The door to low-skilled migrants wanting to work in Britain’s hotels, restaurants, in social care and on its farms, he said, would remain open after Brexit. The Home Secretary, Amber Rudd, has also confirmed that there would be no dramatic fall in immigration if we leave.

With those words in mind, think about those TV interviews we have all seen. A journalist travels to a Leave stronghold, camera crew in tow, to speak to voters. We are tired of being ignored, one says. There are too many immigrants, another adds, as the journalist nods encouragingly.

The Leave campaign certainly did not ignore their complaints. It is the reason we had leaflets implying that tens of millions of people were on their way from Albania, Serbia and Turkey. By June 23, Leave campaigners were not so much blowing on dog whistles to get their anti-immigration message across as yelling into loudhailers.

They had no doubt focus-grouped their messages and worked out that if they kept shovelling coal onto that particular fire they could attract just enough votes to limp over the finish line ahead of Remain.

The problem now facing Theresa May is that the toxic fumes from that fire still hang in the air. Fear and anger worked at winning the referendum, but they make for terrible policy. That wedge of Leave voters for whom immigration is everything now believe they have a champion in Downing Street. But after years of feeling let down by Westminster career politicians – a sentiment ruthlessly exploited by the Westminster career politicians behind Leave – what we now hear from Davis and Rudd suggests those voters are about to be let down again.

One reason for this is that our potential new trading partners want to make it easier for their own nationals to live and work here. Australia’s top diplomat in London has said his country wants a relaxation of immigration rules for Australians.

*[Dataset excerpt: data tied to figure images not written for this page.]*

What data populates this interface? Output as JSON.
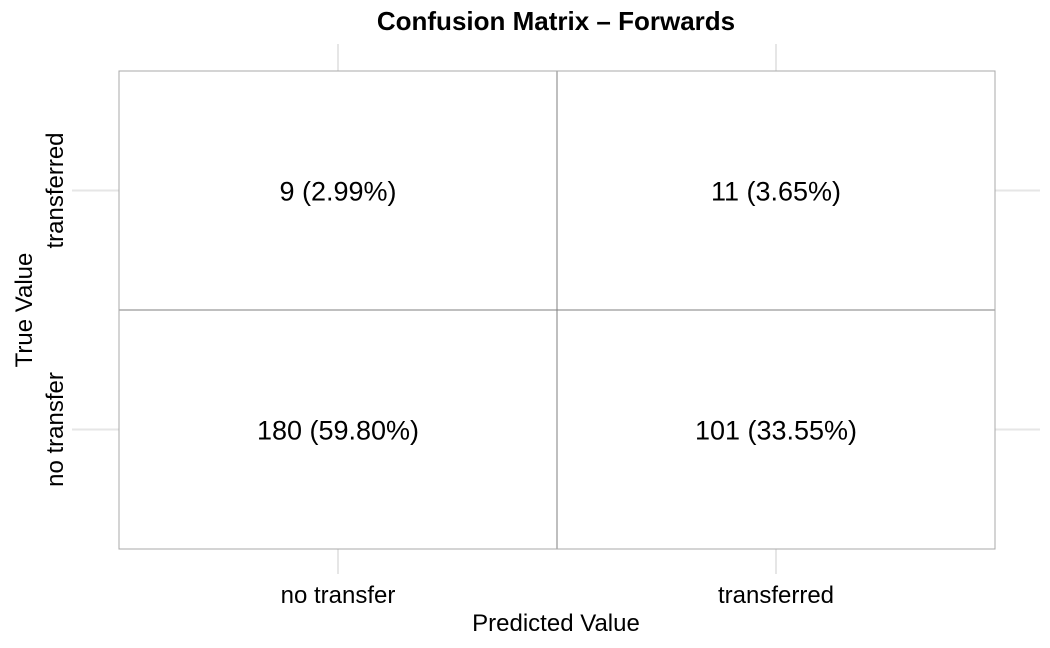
{
  "chart_data": {
    "type": "heatmap",
    "title": "Confusion Matrix – Forwards",
    "xlabel": "Predicted Value",
    "ylabel": "True Value",
    "x_categories": [
      "no transfer",
      "transferred"
    ],
    "y_categories": [
      "no transfer",
      "transferred"
    ],
    "cells": [
      {
        "true": "transferred",
        "predicted": "no transfer",
        "count": 9,
        "label": "9 (2.99%)"
      },
      {
        "true": "transferred",
        "predicted": "transferred",
        "count": 11,
        "label": "11 (3.65%)"
      },
      {
        "true": "no transfer",
        "predicted": "no transfer",
        "count": 180,
        "label": "180 (59.80%)"
      },
      {
        "true": "no transfer",
        "predicted": "transferred",
        "count": 101,
        "label": "101 (33.55%)"
      }
    ],
    "grid": true,
    "legend": "none",
    "colors": {
      "cell_fill": "#ffffff",
      "cell_border": "#7f7f7f",
      "grid": "#e6e6e6",
      "text": "#000000"
    }
  }
}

India has made it repeatedly clear that it wants more visas in exchange for any trade pact. And when the prime minister flew out for that awkward holding of hands with the new American president, she took with her the idea of making it easier for Americans to come here. Instead of slamming the door on Europeans, it looks like we will be opening several new ones.

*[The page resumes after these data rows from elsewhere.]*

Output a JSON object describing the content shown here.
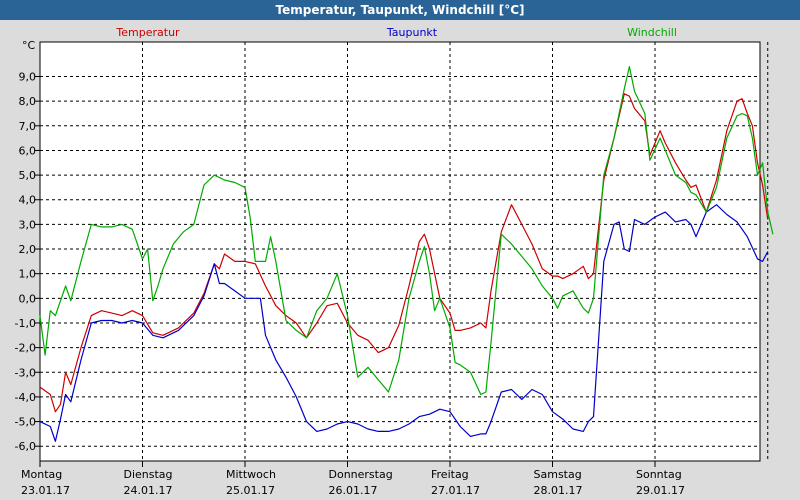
{
  "window": {
    "title": "Temperatur, Taupunkt, Windchill [°C]"
  },
  "colors": {
    "temperatur": "#cc0000",
    "taupunkt": "#0000cc",
    "windchill": "#00aa00",
    "titlebar": "#2a6496"
  },
  "chart_data": {
    "type": "line",
    "y_unit": "°C",
    "ylim": [
      -6.6,
      10.4
    ],
    "y_ticks": [
      "9,0",
      "8,0",
      "7,0",
      "6,0",
      "5,0",
      "4,0",
      "3,0",
      "2,0",
      "1,0",
      "0,0",
      "-1,0",
      "-2,0",
      "-3,0",
      "-4,0",
      "-5,0",
      "-6,0"
    ],
    "y_tick_values": [
      9,
      8,
      7,
      6,
      5,
      4,
      3,
      2,
      1,
      0,
      -1,
      -2,
      -3,
      -4,
      -5,
      -6
    ],
    "x_range": [
      0,
      7.1
    ],
    "x_ticks": [
      {
        "day": "Montag",
        "date": "23.01.17",
        "x": 0
      },
      {
        "day": "Dienstag",
        "date": "24.01.17",
        "x": 1
      },
      {
        "day": "Mittwoch",
        "date": "25.01.17",
        "x": 2
      },
      {
        "day": "Donnerstag",
        "date": "26.01.17",
        "x": 3
      },
      {
        "day": "Freitag",
        "date": "27.01.17",
        "x": 4
      },
      {
        "day": "Samstag",
        "date": "28.01.17",
        "x": 5
      },
      {
        "day": "Sonntag",
        "date": "29.01.17",
        "x": 6
      }
    ],
    "grid": true,
    "series": [
      {
        "name": "Temperatur",
        "color": "#cc0000",
        "points": [
          [
            0,
            -3.6
          ],
          [
            0.1,
            -3.9
          ],
          [
            0.15,
            -4.6
          ],
          [
            0.2,
            -4.3
          ],
          [
            0.25,
            -3.0
          ],
          [
            0.3,
            -3.5
          ],
          [
            0.4,
            -2.0
          ],
          [
            0.5,
            -0.7
          ],
          [
            0.6,
            -0.5
          ],
          [
            0.7,
            -0.6
          ],
          [
            0.8,
            -0.7
          ],
          [
            0.9,
            -0.5
          ],
          [
            1.0,
            -0.7
          ],
          [
            1.1,
            -1.4
          ],
          [
            1.2,
            -1.5
          ],
          [
            1.35,
            -1.2
          ],
          [
            1.5,
            -0.6
          ],
          [
            1.6,
            0.2
          ],
          [
            1.7,
            1.4
          ],
          [
            1.75,
            1.2
          ],
          [
            1.8,
            1.8
          ],
          [
            1.9,
            1.5
          ],
          [
            2.0,
            1.5
          ],
          [
            2.1,
            1.4
          ],
          [
            2.2,
            0.5
          ],
          [
            2.3,
            -0.3
          ],
          [
            2.4,
            -0.7
          ],
          [
            2.5,
            -1.0
          ],
          [
            2.6,
            -1.6
          ],
          [
            2.7,
            -1.0
          ],
          [
            2.8,
            -0.3
          ],
          [
            2.9,
            -0.2
          ],
          [
            3.0,
            -1.0
          ],
          [
            3.1,
            -1.5
          ],
          [
            3.2,
            -1.7
          ],
          [
            3.3,
            -2.2
          ],
          [
            3.4,
            -2.0
          ],
          [
            3.5,
            -1.1
          ],
          [
            3.6,
            0.5
          ],
          [
            3.7,
            2.3
          ],
          [
            3.75,
            2.6
          ],
          [
            3.8,
            2.0
          ],
          [
            3.9,
            0.0
          ],
          [
            4.0,
            -0.6
          ],
          [
            4.05,
            -1.3
          ],
          [
            4.1,
            -1.3
          ],
          [
            4.2,
            -1.2
          ],
          [
            4.3,
            -1.0
          ],
          [
            4.35,
            -1.2
          ],
          [
            4.4,
            0.3
          ],
          [
            4.5,
            2.7
          ],
          [
            4.6,
            3.8
          ],
          [
            4.7,
            3.0
          ],
          [
            4.8,
            2.2
          ],
          [
            4.9,
            1.2
          ],
          [
            5.0,
            0.9
          ],
          [
            5.05,
            0.9
          ],
          [
            5.1,
            0.8
          ],
          [
            5.2,
            1.0
          ],
          [
            5.3,
            1.3
          ],
          [
            5.35,
            0.8
          ],
          [
            5.4,
            1.0
          ],
          [
            5.5,
            4.8
          ],
          [
            5.6,
            6.5
          ],
          [
            5.7,
            8.3
          ],
          [
            5.75,
            8.2
          ],
          [
            5.8,
            7.7
          ],
          [
            5.9,
            7.2
          ],
          [
            5.95,
            5.8
          ],
          [
            6.05,
            6.8
          ],
          [
            6.1,
            6.3
          ],
          [
            6.2,
            5.5
          ],
          [
            6.3,
            4.8
          ],
          [
            6.35,
            4.5
          ],
          [
            6.4,
            4.6
          ],
          [
            6.5,
            3.5
          ],
          [
            6.6,
            4.8
          ],
          [
            6.7,
            6.8
          ],
          [
            6.8,
            8.0
          ],
          [
            6.85,
            8.1
          ],
          [
            6.9,
            7.5
          ],
          [
            6.95,
            7.0
          ],
          [
            7.0,
            5.5
          ],
          [
            7.05,
            4.6
          ],
          [
            7.1,
            3.2
          ]
        ]
      },
      {
        "name": "Taupunkt",
        "color": "#0000cc",
        "points": [
          [
            0,
            -5.0
          ],
          [
            0.1,
            -5.2
          ],
          [
            0.15,
            -5.8
          ],
          [
            0.2,
            -4.9
          ],
          [
            0.25,
            -3.9
          ],
          [
            0.3,
            -4.2
          ],
          [
            0.4,
            -2.5
          ],
          [
            0.5,
            -1.0
          ],
          [
            0.6,
            -0.9
          ],
          [
            0.7,
            -0.9
          ],
          [
            0.8,
            -1.0
          ],
          [
            0.9,
            -0.9
          ],
          [
            1.0,
            -1.0
          ],
          [
            1.1,
            -1.5
          ],
          [
            1.2,
            -1.6
          ],
          [
            1.35,
            -1.3
          ],
          [
            1.5,
            -0.7
          ],
          [
            1.6,
            0.1
          ],
          [
            1.7,
            1.4
          ],
          [
            1.75,
            0.6
          ],
          [
            1.8,
            0.6
          ],
          [
            1.9,
            0.3
          ],
          [
            2.0,
            0.0
          ],
          [
            2.1,
            0.0
          ],
          [
            2.15,
            0.0
          ],
          [
            2.2,
            -1.5
          ],
          [
            2.3,
            -2.5
          ],
          [
            2.4,
            -3.2
          ],
          [
            2.5,
            -4.0
          ],
          [
            2.6,
            -5.0
          ],
          [
            2.7,
            -5.4
          ],
          [
            2.8,
            -5.3
          ],
          [
            2.9,
            -5.1
          ],
          [
            3.0,
            -5.0
          ],
          [
            3.1,
            -5.1
          ],
          [
            3.2,
            -5.3
          ],
          [
            3.3,
            -5.4
          ],
          [
            3.4,
            -5.4
          ],
          [
            3.5,
            -5.3
          ],
          [
            3.6,
            -5.1
          ],
          [
            3.7,
            -4.8
          ],
          [
            3.8,
            -4.7
          ],
          [
            3.9,
            -4.5
          ],
          [
            4.0,
            -4.6
          ],
          [
            4.1,
            -5.2
          ],
          [
            4.2,
            -5.6
          ],
          [
            4.3,
            -5.5
          ],
          [
            4.35,
            -5.5
          ],
          [
            4.4,
            -5.0
          ],
          [
            4.5,
            -3.8
          ],
          [
            4.6,
            -3.7
          ],
          [
            4.7,
            -4.1
          ],
          [
            4.8,
            -3.7
          ],
          [
            4.9,
            -3.9
          ],
          [
            5.0,
            -4.6
          ],
          [
            5.1,
            -4.9
          ],
          [
            5.2,
            -5.3
          ],
          [
            5.3,
            -5.4
          ],
          [
            5.35,
            -5.0
          ],
          [
            5.4,
            -4.8
          ],
          [
            5.5,
            1.5
          ],
          [
            5.6,
            3.0
          ],
          [
            5.65,
            3.1
          ],
          [
            5.7,
            2.0
          ],
          [
            5.75,
            1.9
          ],
          [
            5.8,
            3.2
          ],
          [
            5.9,
            3.0
          ],
          [
            6.0,
            3.3
          ],
          [
            6.1,
            3.5
          ],
          [
            6.2,
            3.1
          ],
          [
            6.3,
            3.2
          ],
          [
            6.35,
            3.0
          ],
          [
            6.4,
            2.5
          ],
          [
            6.5,
            3.5
          ],
          [
            6.6,
            3.8
          ],
          [
            6.7,
            3.4
          ],
          [
            6.8,
            3.1
          ],
          [
            6.9,
            2.5
          ],
          [
            7.0,
            1.6
          ],
          [
            7.05,
            1.5
          ],
          [
            7.1,
            1.9
          ]
        ]
      },
      {
        "name": "Windchill",
        "color": "#00aa00",
        "points": [
          [
            0,
            -0.7
          ],
          [
            0.05,
            -2.3
          ],
          [
            0.1,
            -0.5
          ],
          [
            0.15,
            -0.7
          ],
          [
            0.25,
            0.5
          ],
          [
            0.3,
            -0.1
          ],
          [
            0.4,
            1.5
          ],
          [
            0.5,
            3.0
          ],
          [
            0.6,
            2.9
          ],
          [
            0.7,
            2.9
          ],
          [
            0.8,
            3.0
          ],
          [
            0.9,
            2.8
          ],
          [
            1.0,
            1.6
          ],
          [
            1.05,
            2.0
          ],
          [
            1.1,
            -0.1
          ],
          [
            1.15,
            0.5
          ],
          [
            1.2,
            1.2
          ],
          [
            1.3,
            2.2
          ],
          [
            1.4,
            2.7
          ],
          [
            1.5,
            3.0
          ],
          [
            1.6,
            4.6
          ],
          [
            1.7,
            5.0
          ],
          [
            1.8,
            4.8
          ],
          [
            1.9,
            4.7
          ],
          [
            2.0,
            4.5
          ],
          [
            2.05,
            3.3
          ],
          [
            2.1,
            1.5
          ],
          [
            2.2,
            1.5
          ],
          [
            2.25,
            2.5
          ],
          [
            2.3,
            1.5
          ],
          [
            2.4,
            -0.9
          ],
          [
            2.5,
            -1.3
          ],
          [
            2.6,
            -1.6
          ],
          [
            2.7,
            -0.5
          ],
          [
            2.8,
            0.0
          ],
          [
            2.9,
            1.0
          ],
          [
            3.0,
            -0.7
          ],
          [
            3.1,
            -3.2
          ],
          [
            3.2,
            -2.8
          ],
          [
            3.3,
            -3.3
          ],
          [
            3.4,
            -3.8
          ],
          [
            3.5,
            -2.5
          ],
          [
            3.6,
            0.0
          ],
          [
            3.7,
            1.5
          ],
          [
            3.75,
            2.1
          ],
          [
            3.8,
            1.0
          ],
          [
            3.85,
            -0.5
          ],
          [
            3.9,
            0.0
          ],
          [
            4.0,
            -1.2
          ],
          [
            4.05,
            -2.6
          ],
          [
            4.1,
            -2.7
          ],
          [
            4.2,
            -3.0
          ],
          [
            4.3,
            -3.9
          ],
          [
            4.35,
            -3.8
          ],
          [
            4.4,
            -1.8
          ],
          [
            4.5,
            2.6
          ],
          [
            4.6,
            2.2
          ],
          [
            4.7,
            1.7
          ],
          [
            4.8,
            1.2
          ],
          [
            4.9,
            0.5
          ],
          [
            5.0,
            0.0
          ],
          [
            5.05,
            -0.4
          ],
          [
            5.1,
            0.1
          ],
          [
            5.2,
            0.3
          ],
          [
            5.3,
            -0.4
          ],
          [
            5.35,
            -0.6
          ],
          [
            5.4,
            0.0
          ],
          [
            5.5,
            5.0
          ],
          [
            5.6,
            6.5
          ],
          [
            5.7,
            8.5
          ],
          [
            5.75,
            9.4
          ],
          [
            5.8,
            8.4
          ],
          [
            5.9,
            7.5
          ],
          [
            5.95,
            5.6
          ],
          [
            6.05,
            6.5
          ],
          [
            6.1,
            6.0
          ],
          [
            6.2,
            5.0
          ],
          [
            6.3,
            4.7
          ],
          [
            6.35,
            4.3
          ],
          [
            6.4,
            4.2
          ],
          [
            6.5,
            3.5
          ],
          [
            6.6,
            4.5
          ],
          [
            6.7,
            6.5
          ],
          [
            6.8,
            7.4
          ],
          [
            6.85,
            7.5
          ],
          [
            6.9,
            7.4
          ],
          [
            6.95,
            6.5
          ],
          [
            7.0,
            5.0
          ],
          [
            7.05,
            5.5
          ],
          [
            7.1,
            3.5
          ],
          [
            7.15,
            2.6
          ]
        ]
      }
    ]
  }
}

And if we want to trade with the EU on anything more than catastrophic WTO terms (to borrow Philip Hammond’s description) then all the indications are that it will not be just hotel receptionists, waiters and farm labourers who will continue to be free to cross the Channel in search of work. The Home Secretary accepts immigration will not fall dramatically, but it is beginning to look like it might even rise.

Even if we could put an end to EU migration, why would we? Take the NHS. During the referendum campaign Vote Leave argued that EU immigration puts extra strain on our hospitals. In my experience, EU nationals are far more likely to be the ones treating me than the people sitting alongside me in the waiting room. A look at the numbers backs that up: 60,000 people working in the NHS, just in England, are nationals of other EU countries. That includes 10,000 doctors and 22,000 nurses. The pressure on the NHS comes not from foreigners but from our own ageing population.

If cutting immigration is such a great idea, why has net migration from outside the EU – over which the UK has total control – been historically higher than net migration from within the EU? The answer is that immigration is actually good and necessary, and most politicians know that. Until now however it has been convenient for too many of them to feign sympathy with sceptical voters and claim misleadingly that they are powerless to do anything about it in the face of the Brussels bogeyman.

Clearly, many voted Leave because of concerns about immigration. They were promised control, and deep cuts in numbers too. Since taking office, Theresa May has done nothing to prepare those voters for the give-and-take that lies ahead. She continues instead to stoke up expectations, that we can have our cake and eat it too. When those expectations are inevitably dashed, it looks like Remain voters will be joined by many who backed Leave in being left frustrated and angry. It is no wonder Theresa May is running scared of a referendum on the compromise-laden deal she will eventually negotiate.